Photography for me is not a way of documenting reality, but a way of entering into relation with it. I am interested in the instability of perception — the distance between experience, memory, and image — and in the ways photography alters what it attempts to preserve.
Working primarily with analogue photography and instant film, I approach image-making as a slow and process-oriented practice shaped by attention, uncertainty, and trust. The delay inherent to film changes the experience of looking: the image remains unseen for some time, existing first as expectation, projection, memory, or doubt. I am interested in this space before visibility, where control becomes partial and perception remains unstable.
My practice moves between documentary observation and constructed intimacy. I often work through closeness, repetition, and duration, allowing the process itself to shape the image. Portraiture, for me, is less about representation than about the experience of being looked at and looking back. I am interested in vulnerability as a shared condition between photographer and subject — the mutual uncertainty of how someone will be seen, translated, or recognized through an image.

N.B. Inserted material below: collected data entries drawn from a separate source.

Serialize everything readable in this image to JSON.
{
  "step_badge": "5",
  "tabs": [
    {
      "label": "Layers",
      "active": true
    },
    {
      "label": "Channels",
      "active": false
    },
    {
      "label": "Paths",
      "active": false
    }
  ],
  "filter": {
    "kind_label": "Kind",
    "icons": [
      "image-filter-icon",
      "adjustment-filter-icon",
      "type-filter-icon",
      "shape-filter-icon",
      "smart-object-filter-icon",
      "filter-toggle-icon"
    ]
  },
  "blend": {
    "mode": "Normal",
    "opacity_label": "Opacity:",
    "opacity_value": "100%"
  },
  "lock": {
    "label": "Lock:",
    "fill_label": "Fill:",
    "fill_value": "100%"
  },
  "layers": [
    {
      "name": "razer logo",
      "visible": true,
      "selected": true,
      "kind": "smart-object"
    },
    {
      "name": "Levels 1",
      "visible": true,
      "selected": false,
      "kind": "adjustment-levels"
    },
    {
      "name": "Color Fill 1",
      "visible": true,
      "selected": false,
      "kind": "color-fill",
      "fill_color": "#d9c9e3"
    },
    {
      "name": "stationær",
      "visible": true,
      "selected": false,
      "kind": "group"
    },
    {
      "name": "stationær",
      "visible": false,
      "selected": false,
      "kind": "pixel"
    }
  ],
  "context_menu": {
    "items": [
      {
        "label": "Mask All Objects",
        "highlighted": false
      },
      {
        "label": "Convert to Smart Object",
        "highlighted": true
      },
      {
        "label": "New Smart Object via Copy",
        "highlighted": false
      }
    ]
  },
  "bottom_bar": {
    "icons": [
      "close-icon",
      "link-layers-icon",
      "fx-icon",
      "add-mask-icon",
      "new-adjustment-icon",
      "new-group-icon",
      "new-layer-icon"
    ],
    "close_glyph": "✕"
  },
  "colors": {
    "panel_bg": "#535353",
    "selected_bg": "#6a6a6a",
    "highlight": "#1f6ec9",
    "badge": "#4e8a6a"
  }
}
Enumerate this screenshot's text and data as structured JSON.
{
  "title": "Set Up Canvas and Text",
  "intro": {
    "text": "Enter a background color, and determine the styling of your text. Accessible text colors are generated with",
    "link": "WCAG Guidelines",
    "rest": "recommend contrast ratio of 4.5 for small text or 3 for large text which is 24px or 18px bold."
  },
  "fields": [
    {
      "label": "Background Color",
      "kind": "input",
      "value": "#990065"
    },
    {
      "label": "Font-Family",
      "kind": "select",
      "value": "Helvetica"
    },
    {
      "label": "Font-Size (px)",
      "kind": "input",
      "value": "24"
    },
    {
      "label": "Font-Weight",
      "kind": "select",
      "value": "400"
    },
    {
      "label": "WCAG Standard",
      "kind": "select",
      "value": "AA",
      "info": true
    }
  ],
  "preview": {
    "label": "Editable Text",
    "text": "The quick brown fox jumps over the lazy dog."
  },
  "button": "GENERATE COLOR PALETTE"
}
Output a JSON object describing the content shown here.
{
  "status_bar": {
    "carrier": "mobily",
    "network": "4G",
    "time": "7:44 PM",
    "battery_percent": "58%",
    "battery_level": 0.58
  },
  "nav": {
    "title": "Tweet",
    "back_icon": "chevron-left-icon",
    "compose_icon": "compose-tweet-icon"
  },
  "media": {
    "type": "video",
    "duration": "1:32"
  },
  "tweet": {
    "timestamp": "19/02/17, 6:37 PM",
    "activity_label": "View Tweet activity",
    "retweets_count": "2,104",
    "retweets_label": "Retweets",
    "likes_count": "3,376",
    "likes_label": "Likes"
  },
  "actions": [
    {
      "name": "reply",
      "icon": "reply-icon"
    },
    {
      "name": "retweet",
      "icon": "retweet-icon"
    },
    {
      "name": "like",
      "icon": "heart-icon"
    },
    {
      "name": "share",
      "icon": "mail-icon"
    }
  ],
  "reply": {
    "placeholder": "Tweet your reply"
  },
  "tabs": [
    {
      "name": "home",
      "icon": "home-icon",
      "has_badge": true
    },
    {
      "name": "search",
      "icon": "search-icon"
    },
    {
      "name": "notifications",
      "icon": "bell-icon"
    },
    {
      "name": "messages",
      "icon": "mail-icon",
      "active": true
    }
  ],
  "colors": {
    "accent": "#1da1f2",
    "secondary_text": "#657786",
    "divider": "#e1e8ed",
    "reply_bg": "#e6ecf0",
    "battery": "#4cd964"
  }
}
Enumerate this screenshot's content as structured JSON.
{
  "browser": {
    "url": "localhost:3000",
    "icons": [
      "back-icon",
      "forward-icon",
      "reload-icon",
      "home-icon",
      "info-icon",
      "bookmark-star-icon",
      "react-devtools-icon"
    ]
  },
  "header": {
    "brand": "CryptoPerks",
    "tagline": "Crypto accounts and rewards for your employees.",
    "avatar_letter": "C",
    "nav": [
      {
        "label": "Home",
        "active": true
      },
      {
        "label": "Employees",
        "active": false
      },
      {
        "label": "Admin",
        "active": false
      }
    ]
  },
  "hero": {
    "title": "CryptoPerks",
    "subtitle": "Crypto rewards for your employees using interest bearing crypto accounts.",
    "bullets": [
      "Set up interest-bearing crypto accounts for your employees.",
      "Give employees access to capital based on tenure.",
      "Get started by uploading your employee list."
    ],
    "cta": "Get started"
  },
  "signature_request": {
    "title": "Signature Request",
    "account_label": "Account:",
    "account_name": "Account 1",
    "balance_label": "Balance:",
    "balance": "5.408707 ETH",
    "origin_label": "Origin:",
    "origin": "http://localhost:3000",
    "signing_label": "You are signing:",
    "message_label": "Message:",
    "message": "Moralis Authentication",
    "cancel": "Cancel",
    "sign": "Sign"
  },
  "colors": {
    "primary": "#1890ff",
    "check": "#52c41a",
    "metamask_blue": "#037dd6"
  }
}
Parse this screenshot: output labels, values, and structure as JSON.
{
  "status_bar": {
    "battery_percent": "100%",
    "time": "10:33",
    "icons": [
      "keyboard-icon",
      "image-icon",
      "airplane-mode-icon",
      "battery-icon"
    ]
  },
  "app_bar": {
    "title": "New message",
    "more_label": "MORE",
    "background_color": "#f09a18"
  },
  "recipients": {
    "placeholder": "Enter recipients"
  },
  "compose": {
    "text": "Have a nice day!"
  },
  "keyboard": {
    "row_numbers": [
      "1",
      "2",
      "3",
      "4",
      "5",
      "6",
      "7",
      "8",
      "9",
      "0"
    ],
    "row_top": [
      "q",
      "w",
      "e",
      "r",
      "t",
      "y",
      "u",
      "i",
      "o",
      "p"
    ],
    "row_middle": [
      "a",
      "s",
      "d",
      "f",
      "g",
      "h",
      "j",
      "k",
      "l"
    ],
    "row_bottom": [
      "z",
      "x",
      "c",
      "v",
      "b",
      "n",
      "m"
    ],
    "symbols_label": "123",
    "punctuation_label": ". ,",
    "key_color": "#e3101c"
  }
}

Influenced by a background in psychology, I think about photography as a mediated form of attention: a way of observing, processing, and reflecting experience rather than capturing objective truth. Recurring themes in my work include transitional states, identity, personal archives, memory, and the tension between presence and transformation.
Alongside analogue photography, my practice incorporates Polaroids, emulsion lifts, and the reworking of archival material.